Kendi sahanızı boş bırakırsınız, orada yabancılar top koşturur.
Haydi, "Biz onları da yönetiriz, alırız elinden kazançlarını dağıtırız
yoksula" falan deyin bakalım…
Yapamazsınız, ekonomiyi elinde tutan sonuçta siyaseti de belirler, yarın
elinize kaç para verileceği konusunu da.
Şimdi bile bir düşünsenize, adında Türk kelimesi olmasına rağmen kaç
büyük yatırım, kaç markanın sadece işçisi Türk, patronu yabancılardan
oluşmaktadır?
Merak ettinizse önce aklınıza ilk gelen büyük markaları ele alın sonra
girin internete sahiplerini sorgulayın. Ama daha bu gün bile pek çoğunun
yabancı olduğunu gördüğünüzde hiç şaşırmayın.

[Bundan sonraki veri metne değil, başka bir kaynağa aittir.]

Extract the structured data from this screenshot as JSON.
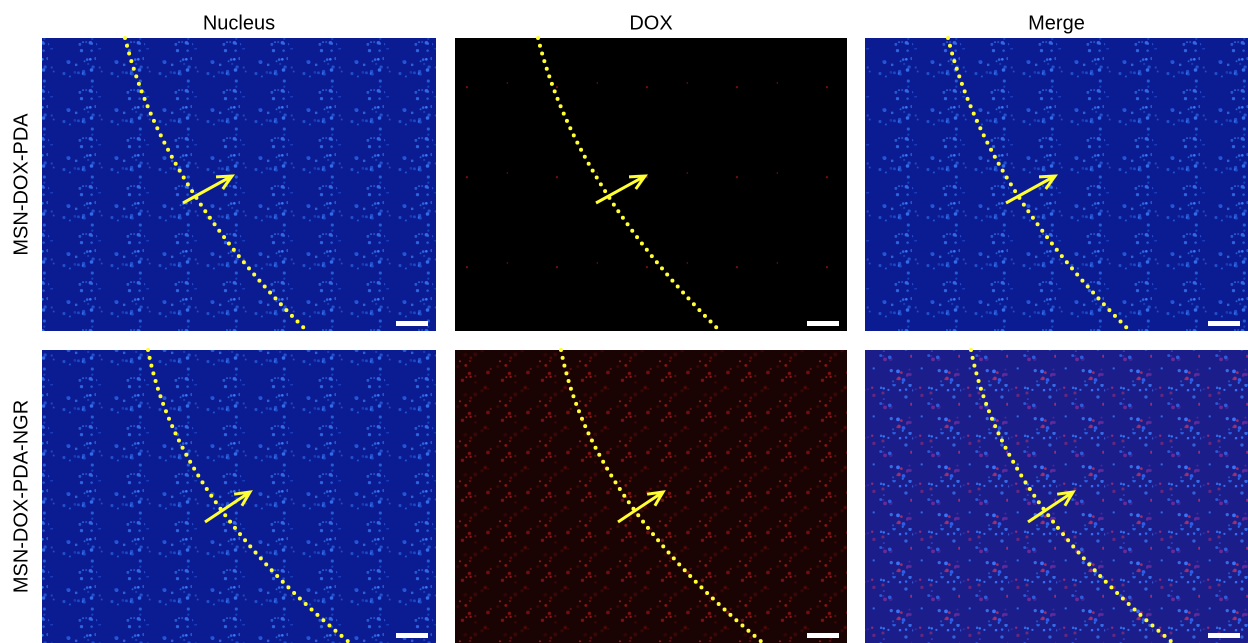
{
  "columns": [
    "Nucleus",
    "DOX",
    "Merge"
  ],
  "rows": [
    "MSN-DOX-PDA",
    "MSN-DOX-PDA-NGR"
  ]
}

Unutmayın, iç piyasada kendisiyle rekabet edemediğiniz, bir malın
piyasasını teslim ettiğiniz her marka, aslında o alanda dışarıya ve
dışarıdakine teslimiyetinizdir.
Ne fiyat verirse, sizi kaça çalıştırıyorsa ona razı olursunuz.
Bu ister cep telefonu olsun ister ilaç, ister deterjan…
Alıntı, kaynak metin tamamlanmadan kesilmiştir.